Reviewers should disclose any use of GenAI tools for language editing and translation. Reviewers (including co-reviewers) remain fully responsible for the contents of their reviews and for ensuring their accuracy, integrity, and originality.

Unacceptable use

Reviewers must not:

  • Upload any part of a manuscript under review, including text, figures, tables, supplementary files, or associated communications, to GenAI tools
  • Use Gen AI tools to analyse, summarise, interpret, or evaluate the manuscript or its scientific content
  • Use GenAI tools to generate references or citations
  • Use GenAI tools to write any portion of the review report beyond language refinement

If a reviewer misuses GenAI tools, we may disregard some or all of their review.

Reviewer responsibility

By accepting a review invitation, reviewers agree to:

  • Adhere to IOP Publishing’s ethical standards, including confidentiality, conflict of interest disclosure, and maintaining anonymity
  • Ensure that the manuscript under review is not shared with any third party, including GenAI tools
  • Take full responsibility for the content of their review, whether conducted individually or as part of a co-review

GenAI tools are not expert peers. They lack higher-level reasoning and critical thinking, are prone to generating false or misleading content (“hallucinations”), and cannot take responsibility for the material they produce. They also lack the legal personality to sign publishing agreements or licenses and cannot be held accountable for ethical compliance.

Citations

Reviewers are expected to point out relevant work that has not been cited, and use citations to explain where elements of the work have been previously reported. When writing a report, reviewers should justify any literature references suggested for inclusion in the work.
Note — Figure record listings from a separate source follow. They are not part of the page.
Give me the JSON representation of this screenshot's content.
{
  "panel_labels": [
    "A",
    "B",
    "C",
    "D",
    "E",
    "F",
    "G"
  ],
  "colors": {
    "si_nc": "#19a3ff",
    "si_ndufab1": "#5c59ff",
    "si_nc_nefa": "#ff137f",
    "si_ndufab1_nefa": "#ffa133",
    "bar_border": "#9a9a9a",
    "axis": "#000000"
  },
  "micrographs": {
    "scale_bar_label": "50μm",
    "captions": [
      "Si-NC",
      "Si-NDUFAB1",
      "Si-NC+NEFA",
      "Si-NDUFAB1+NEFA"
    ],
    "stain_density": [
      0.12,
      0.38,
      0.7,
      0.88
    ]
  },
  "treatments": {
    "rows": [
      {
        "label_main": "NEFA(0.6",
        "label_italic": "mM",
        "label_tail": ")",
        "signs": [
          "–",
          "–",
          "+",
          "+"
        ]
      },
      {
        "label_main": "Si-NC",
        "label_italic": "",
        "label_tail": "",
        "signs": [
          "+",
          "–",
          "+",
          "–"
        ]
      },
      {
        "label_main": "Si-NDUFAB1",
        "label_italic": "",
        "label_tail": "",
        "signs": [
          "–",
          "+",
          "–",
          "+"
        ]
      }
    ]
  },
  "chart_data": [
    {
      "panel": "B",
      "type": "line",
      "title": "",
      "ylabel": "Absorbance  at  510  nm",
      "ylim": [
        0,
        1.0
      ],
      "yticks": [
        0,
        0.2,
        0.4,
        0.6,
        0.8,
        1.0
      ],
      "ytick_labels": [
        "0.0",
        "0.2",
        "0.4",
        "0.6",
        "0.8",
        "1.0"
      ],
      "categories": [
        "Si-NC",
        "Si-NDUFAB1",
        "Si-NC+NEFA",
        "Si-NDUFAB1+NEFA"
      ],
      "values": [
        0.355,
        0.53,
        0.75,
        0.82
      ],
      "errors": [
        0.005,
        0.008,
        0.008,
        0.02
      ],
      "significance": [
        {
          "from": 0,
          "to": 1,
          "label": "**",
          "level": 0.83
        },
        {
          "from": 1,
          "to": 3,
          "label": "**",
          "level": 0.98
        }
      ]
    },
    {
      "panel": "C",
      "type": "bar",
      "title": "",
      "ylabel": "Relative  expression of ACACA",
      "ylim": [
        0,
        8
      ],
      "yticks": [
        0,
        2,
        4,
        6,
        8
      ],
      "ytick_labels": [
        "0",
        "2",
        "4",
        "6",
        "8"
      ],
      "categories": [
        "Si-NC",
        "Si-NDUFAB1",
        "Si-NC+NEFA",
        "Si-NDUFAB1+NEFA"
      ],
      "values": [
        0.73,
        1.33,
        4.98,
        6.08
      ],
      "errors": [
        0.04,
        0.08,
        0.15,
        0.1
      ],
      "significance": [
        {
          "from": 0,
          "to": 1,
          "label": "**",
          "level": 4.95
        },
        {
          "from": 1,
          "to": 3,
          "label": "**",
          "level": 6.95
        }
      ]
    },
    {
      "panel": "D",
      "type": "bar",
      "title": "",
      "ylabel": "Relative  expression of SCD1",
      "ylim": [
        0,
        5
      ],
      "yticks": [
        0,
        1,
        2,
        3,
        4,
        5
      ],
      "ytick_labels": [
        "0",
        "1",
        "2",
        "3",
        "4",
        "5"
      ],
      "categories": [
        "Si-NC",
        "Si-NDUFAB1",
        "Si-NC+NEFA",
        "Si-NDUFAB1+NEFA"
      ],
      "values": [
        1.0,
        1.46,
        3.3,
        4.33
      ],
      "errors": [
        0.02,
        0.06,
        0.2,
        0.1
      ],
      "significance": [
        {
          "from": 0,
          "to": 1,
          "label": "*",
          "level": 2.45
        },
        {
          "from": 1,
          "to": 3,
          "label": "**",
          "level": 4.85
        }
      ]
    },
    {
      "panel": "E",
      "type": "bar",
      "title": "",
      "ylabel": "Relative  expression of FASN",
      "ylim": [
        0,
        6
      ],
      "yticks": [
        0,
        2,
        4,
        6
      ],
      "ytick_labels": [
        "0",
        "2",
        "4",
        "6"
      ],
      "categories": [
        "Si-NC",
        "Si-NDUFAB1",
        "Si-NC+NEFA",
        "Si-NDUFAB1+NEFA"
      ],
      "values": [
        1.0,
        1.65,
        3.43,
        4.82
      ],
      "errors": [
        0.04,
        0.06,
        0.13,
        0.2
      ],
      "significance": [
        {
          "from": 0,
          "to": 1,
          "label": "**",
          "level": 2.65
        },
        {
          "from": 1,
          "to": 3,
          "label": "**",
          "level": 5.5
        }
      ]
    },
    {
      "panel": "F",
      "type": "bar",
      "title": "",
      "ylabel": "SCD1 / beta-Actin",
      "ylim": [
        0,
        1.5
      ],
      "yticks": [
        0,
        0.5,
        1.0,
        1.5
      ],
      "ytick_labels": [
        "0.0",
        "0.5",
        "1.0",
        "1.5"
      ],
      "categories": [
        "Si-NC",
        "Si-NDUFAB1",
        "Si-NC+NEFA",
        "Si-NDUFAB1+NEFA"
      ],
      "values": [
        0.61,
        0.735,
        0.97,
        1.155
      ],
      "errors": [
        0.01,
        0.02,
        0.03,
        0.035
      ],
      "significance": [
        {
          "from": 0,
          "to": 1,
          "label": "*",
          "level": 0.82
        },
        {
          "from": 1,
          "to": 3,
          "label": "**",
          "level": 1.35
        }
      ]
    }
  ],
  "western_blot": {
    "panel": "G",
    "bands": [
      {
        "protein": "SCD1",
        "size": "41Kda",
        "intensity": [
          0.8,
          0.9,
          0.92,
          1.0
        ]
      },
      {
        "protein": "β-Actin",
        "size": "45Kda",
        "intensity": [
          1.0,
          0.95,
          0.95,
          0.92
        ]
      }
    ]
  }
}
Citations should add value, and should not be unfairly biased towards an individual, group or organisation. Please note that the Editor reserves the right to challenge excessive citation suggestions, especially to the reviewer’s own work. The practice of including superfluous references, including to the reviewer’s own work, to promote and inflate citation scores is unethical. The Editor reserves the right to exclude citation suggestions from reports if these are considered to be potential acts of citation manipulation, and/or to protect reviewers’ anonymity.

Timeliness

Reviewers should inform the journal if they are unable to review a paper or can only do so with some delay. Reviewers should not delay the peer review process unnecessarily, either deliberately or inadvertently.

Objectivity

Reviewers should judge objectively the quality of the research reported, give fair, frank and constructive criticism and refrain from personal criticism of the authors. Reviewers’ judgements should be explained and supported so that authors can understand the basis of the comments and judgements.